Historian Loux (d. 2013) puts a twist to ordinary biography by doing daily, diary-like, entries for every day of John Wilkes Booth's life that information was available. As the author notes in his Preface, "Sparse information survives about John Wilkes Booth's youth," the period 1838 to 1857 of the first chapter. With indefatigable research and the help of a circle of knowledgeable historians supporting this unique project, Loux records what information is available. To make up for this paucity, he records information on Booth's father, the famous actor Junius Brutus Booth, thus offering influences, family experiences, and context for the notorious assassin of Abraham Lincoln.
After Booth moves to Philadelphia and a couple of years later, Richmond in the first stages of his acting career, information becomes regular and at times plentiful, much of it in reviews of Booth as an actor which Loux quotes from frequently. Thirty-five pages of notes in smaller type followed by ten pages of Bibliography in the same type attest not only to Loux's exhaustive research, but also the sources for much of the book's content.
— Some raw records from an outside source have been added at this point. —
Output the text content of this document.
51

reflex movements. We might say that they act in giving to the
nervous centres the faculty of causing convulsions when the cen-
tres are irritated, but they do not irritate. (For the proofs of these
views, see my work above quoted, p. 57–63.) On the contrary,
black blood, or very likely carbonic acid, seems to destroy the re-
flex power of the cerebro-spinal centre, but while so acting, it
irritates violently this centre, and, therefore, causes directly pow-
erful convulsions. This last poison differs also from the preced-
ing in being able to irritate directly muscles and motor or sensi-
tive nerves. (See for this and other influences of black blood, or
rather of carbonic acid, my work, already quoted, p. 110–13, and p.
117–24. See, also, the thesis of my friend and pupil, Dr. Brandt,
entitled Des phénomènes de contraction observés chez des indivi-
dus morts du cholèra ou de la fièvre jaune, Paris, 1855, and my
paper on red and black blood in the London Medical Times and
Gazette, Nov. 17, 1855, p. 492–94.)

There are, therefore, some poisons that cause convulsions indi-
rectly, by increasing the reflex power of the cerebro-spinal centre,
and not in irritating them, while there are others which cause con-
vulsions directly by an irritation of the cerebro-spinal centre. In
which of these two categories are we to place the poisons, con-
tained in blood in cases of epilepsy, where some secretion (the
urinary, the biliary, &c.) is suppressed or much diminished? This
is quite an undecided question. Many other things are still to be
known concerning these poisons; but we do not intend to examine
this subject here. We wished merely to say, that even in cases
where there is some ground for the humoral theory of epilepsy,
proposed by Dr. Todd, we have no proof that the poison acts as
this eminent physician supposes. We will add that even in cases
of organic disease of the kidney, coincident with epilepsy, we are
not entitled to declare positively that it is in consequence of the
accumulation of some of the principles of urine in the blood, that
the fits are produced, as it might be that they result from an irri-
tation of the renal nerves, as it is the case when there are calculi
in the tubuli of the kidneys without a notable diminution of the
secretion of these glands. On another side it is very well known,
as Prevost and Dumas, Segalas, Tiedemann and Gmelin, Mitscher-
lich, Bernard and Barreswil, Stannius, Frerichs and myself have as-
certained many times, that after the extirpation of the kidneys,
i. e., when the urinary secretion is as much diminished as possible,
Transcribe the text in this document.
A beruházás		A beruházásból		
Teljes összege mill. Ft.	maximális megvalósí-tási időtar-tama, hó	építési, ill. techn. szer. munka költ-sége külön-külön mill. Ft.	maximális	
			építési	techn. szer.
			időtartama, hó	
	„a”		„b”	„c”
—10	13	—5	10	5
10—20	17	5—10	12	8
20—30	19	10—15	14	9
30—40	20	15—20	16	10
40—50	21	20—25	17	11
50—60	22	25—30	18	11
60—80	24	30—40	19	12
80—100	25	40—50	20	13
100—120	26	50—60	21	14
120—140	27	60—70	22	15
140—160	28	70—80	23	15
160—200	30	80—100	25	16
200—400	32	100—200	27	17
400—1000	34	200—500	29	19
Introductory essays to the ten chapters give some perspective on the period's or location's place in the broader span of Booth's life, often pointing out the most significant incidents. The author, however, makes no attempt to psychoanalyze Booth or otherwise explain his alteration from obviously committed, leading actor of the pre-Civil War decades with appreciative friends and public to nefarious assassin of Lincoln in league with a group of plotters. The few instances of overt bitterness and anger at Lincoln as leader of the War's winning side Loux includes for the full portrait of Booth are no different from countless others from Southern state sympathizers.
Rather than explanation or analysis, the author means to provide copious material on Booth's life for a picture of him beyond his notoriety. The author is effective and exemplary in this aim. Implications as to Booth's psychology, effects on him, assassin's pathology, or political or social conflicts of the era are left to the reader. The book is an accomplishment of factual and chronological information for historians, researchers, and such wanting to track the long, circuitous path of the man who shot Lincoln.
The first thing that hit me when reading John Wilkes Booth: Day By Day is that how young Booth was when he shot Lincoln, only 26. This is a thorough look featuring a literal day to day listing of Booths activities from childhood to his burial in 1869. A must read for those interested in the Lincoln Assassination.